Quando a Francisca fez seis meses, apesar de saber
que não era minha intenção colocá-la antes de um ano de idade no infantário,
comecei a pesar as minhas opções.
Percebi que, em breve, ela ganharia mobilidade e o
meu trabalho de “stay at home mommy” ia ficar mais complicado, compreendi que
trabalhar numa dissertação com uma criança e uma casa aos nossos cuidados era empreitada
mais trabalhosa do que havia previsto, acima de tudo, pressenti que as suas
necessidades de interacção com outras crianças iam aumentar, e que ela
necessitaria de estímulos que a opção “continuar em casa com a mãe”, na minha
opinião, ia deixar de satisfazer inteiramente. Também devo confessar que comecei
a sentir necessidade do meu espaço, aparte do dela, até porque o meu marido
trabalha numa consultora e os horários dele sempre foram complicados e
imprevisíveis.
Havia chegado a altura de pesar as minhas opções e
enfrentar o fantasma da separação... Confesso que não foi nada fácil! A ideia
de me separar dela, quando ia continuar em casa, embora estivesse a trabalhar
na dissertação (cujos prazos começavam a tornar-se dolorosamente reais),
pesava-me na consciência (a maldita culpa), mas, com uma boa dose de diálogo,
interno e externo, apercebi-me que seria melhor, para ambas, lidarmos com o
inevitável: a separação. Coloquei três hipóteses:
1) Deixá-la aos cuidados da empregada - ainda
tentei, mas não conseguia relaxar o suficiente quando estava fora de casa (a
pessoa em causa não me inspirava confiança suficiente e, passada uma semana, começou
a pedir-me 1h30 de almoço, o que, a longo prazo, ia tornar-se impraticável; ademais,
estava a assistir a casos na família, e fora dela, em que a pessoa que estava a
tomar conta da criança, pura e simplesmente, mudava de emprego, sem apelo nem
agravo, e achei que isso teria consequências desastrosas).

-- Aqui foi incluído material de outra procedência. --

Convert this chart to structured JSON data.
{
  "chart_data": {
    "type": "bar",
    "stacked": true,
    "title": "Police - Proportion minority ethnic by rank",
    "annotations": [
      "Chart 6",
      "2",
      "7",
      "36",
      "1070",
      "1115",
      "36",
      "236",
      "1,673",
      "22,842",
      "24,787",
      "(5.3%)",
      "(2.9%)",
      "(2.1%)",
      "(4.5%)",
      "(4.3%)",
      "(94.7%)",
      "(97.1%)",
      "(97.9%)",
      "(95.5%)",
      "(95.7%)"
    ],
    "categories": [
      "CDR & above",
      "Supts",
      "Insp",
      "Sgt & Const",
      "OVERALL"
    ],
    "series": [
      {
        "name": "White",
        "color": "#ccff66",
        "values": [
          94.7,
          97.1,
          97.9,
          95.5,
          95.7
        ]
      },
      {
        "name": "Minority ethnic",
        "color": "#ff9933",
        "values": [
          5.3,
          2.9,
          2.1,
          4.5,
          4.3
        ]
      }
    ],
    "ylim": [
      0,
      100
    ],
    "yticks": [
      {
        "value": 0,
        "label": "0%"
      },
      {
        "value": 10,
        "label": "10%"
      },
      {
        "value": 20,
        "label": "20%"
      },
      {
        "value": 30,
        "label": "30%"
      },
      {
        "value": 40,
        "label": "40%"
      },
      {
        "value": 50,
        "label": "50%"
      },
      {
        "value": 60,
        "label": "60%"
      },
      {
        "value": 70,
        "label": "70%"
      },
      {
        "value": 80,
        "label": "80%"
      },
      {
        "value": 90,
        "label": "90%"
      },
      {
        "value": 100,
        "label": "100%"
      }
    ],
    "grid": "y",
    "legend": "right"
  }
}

2) Deixá-la aos cuidados de familiares - contudo,
os meus pais trabalham e os meus sogros (que são socialmente mais activos do que eu e o meu
marido, juntos) não se quiseram comprometer a ficar com ela todos os dias, durante
as horas normais de um infantário (das 9h às 17h); ademais, a questão da interacção com
outras crianças, e a necessidade de outros estímulos (nomeadamente, aulas de
locomoção e de expressão musical com pessoas especializadas), mantinha-se.
3) Ir para um infantário - acabou por ser a opção
que me pareceu mais adequada.
Face a esta decisão, arregacei as mangas e fiz uma
pesquisa, exaustiva, dos infantários da minha área de residência e arredores.
Munida, como a típica “control freak” que sou, do meu questionário, que
consistia nas seguintes questões:
- O limite de bebés, por sala, é respeitado?
- Qual é a rotina dos bebés da idade da Francisca,
e como é que ela se altera conforme a idade?
- Existe uma auxiliar e uma educadora por sala (ou
duas auxiliares, no caso do berçário)? Isto é, o número de funcionários por
criança é respeitado?
- O pessoal está sempre a rodar, ou existe a
preocupação em manter alguma consistência/estabilidade?
- Habilitações e experiência profissional do
pessoal?
- Há uma enfermeira, ou alguém na creche que saiba
prestar primeiros socorros, caso seja necessário?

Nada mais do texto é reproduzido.